The film follows physically insecure Renee Bennett (Schumer), who works for a glamorous cosmetics company, Lily LeClaire, in a decidedly un-glamorous basement office. When Renee hits her head in a SoulCycle class, she awakens with the belief that she looks like a supermodel, and her self-doubt disappears. Armed with a brazen new confidence, she lands a glitzy receptionist job at her company’s Fifth Avenue headquarters, gets a new boyfriend named Ethan (Rory Scovel) and essentially upgrades her life by simply believing that she is beautiful. However, Renee’s confidence eventually catches up to her, and she must learn to negotiate accepting herself without being too self-obsessed.

"I Feel Pretty" has good intentions and starts on a high note. It seeks to encourage female empowerment through Renee’s drastic change in her attitude (as evidenced through the film's advertising slogan: “Change everything without changing anything”), suggesting that confidence, not looks, is how women can get what they want. The film, however, struggles to effectively relay this message because it doesn’t quite know what to do with Renee once she achieves all her goals. Therefore, the first half of the movie is rather strong, but as Renee begins to spiral into narcissism, the movie’s messages become muddied and incoherent. It’s almost as though "I Feel Pretty" is mediating too many viewpoints at once in anticipation of its own backlash, meaning that for an almost two-hour long film, it says surprisingly little.

Part of this issue is one of identity: "I Feel Pretty" doesn’t seem to know what kind of movie it is, and it’s rather diffident in its depictions. It has its humorous moments, of which Renee boldly entering a bikini contest to the dismay of Ethan is probably the highlight. But at other times, it takes itself too seriously in an attempt to add substance and credibility to its central message.

However, that same central message is riddled with contradictions throughout the movie. Confidence is supposed to be the key element to Renee achieving her dreams, yet the movie’s setting of a posh and snobbish cosmetics industry means that the film has barely any space to shift its focus away from physical beauty. The premise of Renee’s supermodel attitude even asserts that a woman’s physical looks are the only path to confidence,instead of, for example, her intelligence or fearlessness. The Lily LeClaire company acts as both protagonist and antagonist by giving Renee the opportunity to rise up in the corporate world while also reinforcing unattainable beauty standards. And Renee’s descent into selfish egotism at the peak of her success unfortunately suggests that women cannot be confident and achieve their goals without sacrificing compassion and modesty in the process.
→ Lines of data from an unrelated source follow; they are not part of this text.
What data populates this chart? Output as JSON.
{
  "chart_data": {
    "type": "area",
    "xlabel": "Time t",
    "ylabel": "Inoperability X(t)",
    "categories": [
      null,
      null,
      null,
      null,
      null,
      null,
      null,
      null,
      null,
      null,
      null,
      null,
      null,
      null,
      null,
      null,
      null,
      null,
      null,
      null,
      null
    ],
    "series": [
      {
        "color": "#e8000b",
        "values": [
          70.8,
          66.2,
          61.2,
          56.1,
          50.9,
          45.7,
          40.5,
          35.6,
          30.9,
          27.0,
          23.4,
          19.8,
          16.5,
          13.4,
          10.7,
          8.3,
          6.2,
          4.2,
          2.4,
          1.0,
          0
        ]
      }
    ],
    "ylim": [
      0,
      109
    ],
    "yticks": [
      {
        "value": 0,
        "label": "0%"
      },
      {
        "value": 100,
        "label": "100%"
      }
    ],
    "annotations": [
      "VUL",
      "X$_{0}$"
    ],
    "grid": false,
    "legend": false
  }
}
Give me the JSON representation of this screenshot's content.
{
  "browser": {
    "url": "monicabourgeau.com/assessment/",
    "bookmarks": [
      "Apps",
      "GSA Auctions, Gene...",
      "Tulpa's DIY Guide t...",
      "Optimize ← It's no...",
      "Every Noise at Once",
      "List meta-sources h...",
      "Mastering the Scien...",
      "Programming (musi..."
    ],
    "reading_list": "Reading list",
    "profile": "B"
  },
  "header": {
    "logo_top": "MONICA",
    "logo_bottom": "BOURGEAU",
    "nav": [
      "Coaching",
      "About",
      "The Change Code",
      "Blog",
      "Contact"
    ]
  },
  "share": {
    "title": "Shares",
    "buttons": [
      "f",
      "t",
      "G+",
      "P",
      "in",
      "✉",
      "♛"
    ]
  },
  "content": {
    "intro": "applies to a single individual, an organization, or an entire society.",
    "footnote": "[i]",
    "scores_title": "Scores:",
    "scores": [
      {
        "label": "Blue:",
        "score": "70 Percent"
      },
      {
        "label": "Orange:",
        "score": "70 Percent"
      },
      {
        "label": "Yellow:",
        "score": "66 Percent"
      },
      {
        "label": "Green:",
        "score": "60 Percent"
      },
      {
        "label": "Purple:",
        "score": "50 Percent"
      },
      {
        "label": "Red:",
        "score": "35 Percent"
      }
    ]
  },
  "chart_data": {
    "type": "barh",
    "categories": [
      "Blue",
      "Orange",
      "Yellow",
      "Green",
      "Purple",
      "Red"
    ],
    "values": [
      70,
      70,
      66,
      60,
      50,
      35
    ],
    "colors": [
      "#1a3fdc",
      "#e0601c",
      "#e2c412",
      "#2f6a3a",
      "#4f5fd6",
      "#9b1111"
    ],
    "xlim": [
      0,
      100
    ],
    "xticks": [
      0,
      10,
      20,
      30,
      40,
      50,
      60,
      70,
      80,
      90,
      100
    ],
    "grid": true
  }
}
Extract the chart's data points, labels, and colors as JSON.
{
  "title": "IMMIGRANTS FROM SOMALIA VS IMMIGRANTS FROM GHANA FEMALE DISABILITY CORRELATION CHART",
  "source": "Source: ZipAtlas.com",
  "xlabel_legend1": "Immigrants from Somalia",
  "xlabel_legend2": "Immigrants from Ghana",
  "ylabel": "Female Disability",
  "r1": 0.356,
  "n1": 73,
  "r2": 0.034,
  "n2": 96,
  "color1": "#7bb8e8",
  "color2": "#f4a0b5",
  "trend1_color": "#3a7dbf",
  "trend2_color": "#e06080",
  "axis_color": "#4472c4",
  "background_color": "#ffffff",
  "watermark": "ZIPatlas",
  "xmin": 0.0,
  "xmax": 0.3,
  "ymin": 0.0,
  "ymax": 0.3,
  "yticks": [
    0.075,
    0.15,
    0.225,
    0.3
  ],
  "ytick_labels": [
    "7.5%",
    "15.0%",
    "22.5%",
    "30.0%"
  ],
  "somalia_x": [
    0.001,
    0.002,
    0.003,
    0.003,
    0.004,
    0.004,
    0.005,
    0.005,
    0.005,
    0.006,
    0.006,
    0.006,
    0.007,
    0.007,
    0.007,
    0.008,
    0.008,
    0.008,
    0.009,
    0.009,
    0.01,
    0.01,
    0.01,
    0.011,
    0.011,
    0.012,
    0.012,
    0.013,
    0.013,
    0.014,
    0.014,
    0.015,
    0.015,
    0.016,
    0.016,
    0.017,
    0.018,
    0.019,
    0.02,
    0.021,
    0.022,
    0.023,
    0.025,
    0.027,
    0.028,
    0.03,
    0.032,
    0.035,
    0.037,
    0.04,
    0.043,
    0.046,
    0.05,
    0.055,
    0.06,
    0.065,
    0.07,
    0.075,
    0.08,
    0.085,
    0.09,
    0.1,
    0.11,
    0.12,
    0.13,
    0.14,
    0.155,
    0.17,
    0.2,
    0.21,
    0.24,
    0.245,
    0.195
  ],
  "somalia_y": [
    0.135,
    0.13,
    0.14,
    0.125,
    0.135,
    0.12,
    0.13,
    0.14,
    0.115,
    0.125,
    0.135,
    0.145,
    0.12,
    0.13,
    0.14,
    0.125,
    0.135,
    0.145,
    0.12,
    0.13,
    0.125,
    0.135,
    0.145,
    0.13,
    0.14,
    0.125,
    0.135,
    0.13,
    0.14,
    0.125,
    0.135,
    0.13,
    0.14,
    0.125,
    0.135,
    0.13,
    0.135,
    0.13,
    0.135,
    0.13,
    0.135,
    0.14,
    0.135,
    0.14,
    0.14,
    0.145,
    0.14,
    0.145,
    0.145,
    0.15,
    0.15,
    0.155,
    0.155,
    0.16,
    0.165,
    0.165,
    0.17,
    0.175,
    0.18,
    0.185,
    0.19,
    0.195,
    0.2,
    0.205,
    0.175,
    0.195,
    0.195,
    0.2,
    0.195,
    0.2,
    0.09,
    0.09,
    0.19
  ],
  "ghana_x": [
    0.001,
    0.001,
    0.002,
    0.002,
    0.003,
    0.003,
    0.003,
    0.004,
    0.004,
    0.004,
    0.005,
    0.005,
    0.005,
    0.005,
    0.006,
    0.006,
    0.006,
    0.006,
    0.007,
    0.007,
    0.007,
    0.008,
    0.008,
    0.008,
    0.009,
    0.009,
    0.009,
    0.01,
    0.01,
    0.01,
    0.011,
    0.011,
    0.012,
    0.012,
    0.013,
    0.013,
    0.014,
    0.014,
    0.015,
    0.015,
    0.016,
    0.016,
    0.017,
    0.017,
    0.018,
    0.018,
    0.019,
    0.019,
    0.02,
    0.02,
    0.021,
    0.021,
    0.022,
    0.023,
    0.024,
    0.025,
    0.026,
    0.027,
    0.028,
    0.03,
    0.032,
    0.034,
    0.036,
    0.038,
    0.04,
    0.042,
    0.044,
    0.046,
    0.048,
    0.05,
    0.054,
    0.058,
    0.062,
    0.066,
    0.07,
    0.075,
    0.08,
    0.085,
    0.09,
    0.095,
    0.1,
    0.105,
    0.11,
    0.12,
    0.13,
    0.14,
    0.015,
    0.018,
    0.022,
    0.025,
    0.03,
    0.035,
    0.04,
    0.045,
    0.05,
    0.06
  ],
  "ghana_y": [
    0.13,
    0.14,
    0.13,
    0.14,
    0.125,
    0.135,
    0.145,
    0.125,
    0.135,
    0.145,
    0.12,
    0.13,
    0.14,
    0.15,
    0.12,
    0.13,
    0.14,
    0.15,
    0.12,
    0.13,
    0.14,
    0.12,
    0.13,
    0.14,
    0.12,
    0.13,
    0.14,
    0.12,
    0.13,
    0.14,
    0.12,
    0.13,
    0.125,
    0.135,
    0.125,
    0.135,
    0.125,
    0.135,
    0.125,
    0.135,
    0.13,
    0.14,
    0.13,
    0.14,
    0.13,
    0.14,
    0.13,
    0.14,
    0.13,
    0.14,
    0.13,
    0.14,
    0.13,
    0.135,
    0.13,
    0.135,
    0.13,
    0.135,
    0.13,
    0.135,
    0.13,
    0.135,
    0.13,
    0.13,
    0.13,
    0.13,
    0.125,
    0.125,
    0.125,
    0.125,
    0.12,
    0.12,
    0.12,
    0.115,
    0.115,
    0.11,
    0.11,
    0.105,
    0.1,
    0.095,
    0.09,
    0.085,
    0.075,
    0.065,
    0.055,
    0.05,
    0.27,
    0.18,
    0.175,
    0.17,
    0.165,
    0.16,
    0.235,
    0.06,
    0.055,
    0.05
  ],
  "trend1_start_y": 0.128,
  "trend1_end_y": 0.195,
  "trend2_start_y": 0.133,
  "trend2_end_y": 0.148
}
Renee’s “condition” isn’t clearly defined, either. Her warped self-image comes across as merely an enlightened attitude at times, but it's also portrayed as comically delusional. This inconsistency makes it difficult for us to understand Renee as a character. Because her personality vacillates so abruptly between confidence and insecurity, it’s difficult to feel attached to her as a protagonist for the simple reason that we don’t know which Renee to accept as the authentic one. By the very end of the film, it’s supposed to be the one that has balanced both her confidence and her humility, yet that version of Renee gets so little screen time that this depiction is almost completely lost.

Again, "I Feel Pretty" clearly has good intentions. A rousing speech toward the very end of the film tries to encourage women to accept their natural beauty in addition to their intelligence and personality (though it doesn’t help that this speech is masked as the new corporate approach of Lily LeClaire). The film also rather obscurely argues that everyone has their own insecurities. It clearly takes issue with the unreasonable beauty standards that society expects women to achieve (venturing, fleetingly and barely noticeably, into male insecurity with Ethan’s character as well). However, it’s so narrow in its depiction of how one might combat those standards that its message doesn’t quite come through. In the end, by suggesting that unshakable confidence must be tied to beauty, "I Feel Pretty" feels like a missed opportunity to truly empower women.